ARM's embedded market share reach 68 percent in 2016, up from 60 percent in 2012, according to IDC research on what it calls intelligent systems -- common devices that are becoming more interactive through technology. Intel's slice will go to 5 percent, IDC predicts.
Still, while Intel's shipments are a fraction of ARM's, its embedded chips are more expensive and capable of more complex computing, giving the company a disproportionate stake of the market's revenue, according to IDC. Intel technology accounted for 20 percent of embedded processor revenues last year, compared with 30 percent for ARM-based designs. The other 50 percent was distributed among other chipmakers.
Embedded processing is the building of computing capabilities and connectivity into devices and machinery that previously stood alone. Companies are rushing to turn vehicles into networks of sensors and minicomputers that can make sure drivers have access to their iTunes libraries or stop the vehicle if the brakes aren't hit early enough.
Everyday equipment like thermostats and electricity meters are being linked up to the Internet, requiring processors to analyze data and transmit or receive instructions. Even some forks now analyze how fast you eat, so you can slow down to lose weight or ease digestion.
Device makers and their chip suppliers are turning to ARM designs because its dominance in smartphones has drawn a flood of software developers and engineers to the technology, making it easier and cheaper to standardize.
"It has become ubiquitous and everyone wants to design off of it," said Hans Mosesmann, an analyst at Raymond James & Associates Inc. "It's a monumental task to offset the tsunami that's happening. We're big fans of the non-smartphone part of their business."
Cambridge, England-based ARM doesn't make semiconductors itself -- it sells processor designs and licenses fundamental chip technology to companies including Texas Instruments, Samsung Electronics Co. and Qualcomm Inc. ARM's annual sales, which reached $914.4 million in 2012, are a fraction of Intel's more than $50 billion in revenue.

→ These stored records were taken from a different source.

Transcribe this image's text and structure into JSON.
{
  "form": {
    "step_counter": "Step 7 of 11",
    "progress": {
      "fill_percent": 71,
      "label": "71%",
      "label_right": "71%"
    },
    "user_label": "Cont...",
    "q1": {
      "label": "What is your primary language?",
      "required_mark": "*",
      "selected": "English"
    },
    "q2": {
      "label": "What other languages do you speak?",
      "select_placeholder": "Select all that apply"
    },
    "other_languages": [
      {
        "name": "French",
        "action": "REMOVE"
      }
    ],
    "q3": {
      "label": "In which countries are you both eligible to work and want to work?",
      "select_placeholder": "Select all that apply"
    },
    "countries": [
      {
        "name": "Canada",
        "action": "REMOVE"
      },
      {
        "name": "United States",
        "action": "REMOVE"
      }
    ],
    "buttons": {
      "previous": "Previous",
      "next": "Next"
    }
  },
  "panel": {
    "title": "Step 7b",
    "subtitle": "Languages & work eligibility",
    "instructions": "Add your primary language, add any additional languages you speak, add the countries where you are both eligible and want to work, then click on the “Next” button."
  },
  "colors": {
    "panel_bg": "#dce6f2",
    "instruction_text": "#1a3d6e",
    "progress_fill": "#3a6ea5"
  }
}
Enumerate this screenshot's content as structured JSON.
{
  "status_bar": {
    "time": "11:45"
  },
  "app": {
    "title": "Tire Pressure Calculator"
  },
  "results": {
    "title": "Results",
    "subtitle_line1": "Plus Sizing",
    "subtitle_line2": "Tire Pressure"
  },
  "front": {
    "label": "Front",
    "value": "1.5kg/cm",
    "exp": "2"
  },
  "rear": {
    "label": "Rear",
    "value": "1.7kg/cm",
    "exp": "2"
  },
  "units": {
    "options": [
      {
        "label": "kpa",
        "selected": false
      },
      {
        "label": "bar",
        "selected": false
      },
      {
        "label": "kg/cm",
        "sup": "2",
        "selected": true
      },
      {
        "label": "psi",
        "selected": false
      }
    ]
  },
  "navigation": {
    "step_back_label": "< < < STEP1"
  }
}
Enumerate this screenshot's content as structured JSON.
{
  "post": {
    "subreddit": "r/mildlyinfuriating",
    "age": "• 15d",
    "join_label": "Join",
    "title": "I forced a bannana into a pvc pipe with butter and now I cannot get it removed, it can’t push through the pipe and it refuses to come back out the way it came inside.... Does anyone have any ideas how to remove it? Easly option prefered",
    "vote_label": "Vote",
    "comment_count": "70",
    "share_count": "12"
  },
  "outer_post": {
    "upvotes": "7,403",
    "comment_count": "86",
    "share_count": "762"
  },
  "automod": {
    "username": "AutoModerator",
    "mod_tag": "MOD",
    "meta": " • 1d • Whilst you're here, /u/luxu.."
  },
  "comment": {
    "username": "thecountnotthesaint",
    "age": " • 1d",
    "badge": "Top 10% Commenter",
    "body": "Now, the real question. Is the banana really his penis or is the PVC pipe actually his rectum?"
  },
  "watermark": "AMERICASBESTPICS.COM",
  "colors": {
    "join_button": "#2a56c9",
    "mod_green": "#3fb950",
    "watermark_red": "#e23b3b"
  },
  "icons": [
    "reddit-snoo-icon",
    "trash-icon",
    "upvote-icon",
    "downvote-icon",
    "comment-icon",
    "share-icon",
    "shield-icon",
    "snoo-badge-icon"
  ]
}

Intel, meantime, is focusing on the automotive, retail and industrial-control markets, trying to bring a greater ability to analyze data locally and keep it secure, said Ton Steenman, who heads Intel's Intelligent Systems group.
Intel's chips and software are now in phone systems, PepsiCo Inc.'s smart vending machines that can vary sales pitches, entertainment systems in cars made by Bayerische Motoren Werke AG and Kia Motors Corp., and in industrial tools such as automated farm machinery that can run at night, he said.
"We are not building solutions today that control a little valve and doesn't do much more than that," said Steenman. "We are investing in the type of application where the richness of the data processing is a key attribute. That is where there is a lot more differentiated and sustainable value that can be created."
While East said it took longer than he expected for non- phone-related sales to become the majority of ARM's revenue, he expects that percentage to keep rising as the surge in smartphone demand lures more software developers and hardware engineers to his company's technology.
Consumers have become used to the convenience and capacity of smartphones, and are starting to expect similar functionality and ease of use from televisions and other electronic devices, East said in an interview last month. That will happen when software begins to take more advantage of the capabilities of small, power-efficient chips commonly seen in phones, he said.
"That's the way the technology market works: It's these things that anyone in their right mind can see is going to happen, but there's always inertia," East said in the interview. "The technology solution is in place, but it seems to take forever and ever to happen. Then when it happens, bang, it happens quickly."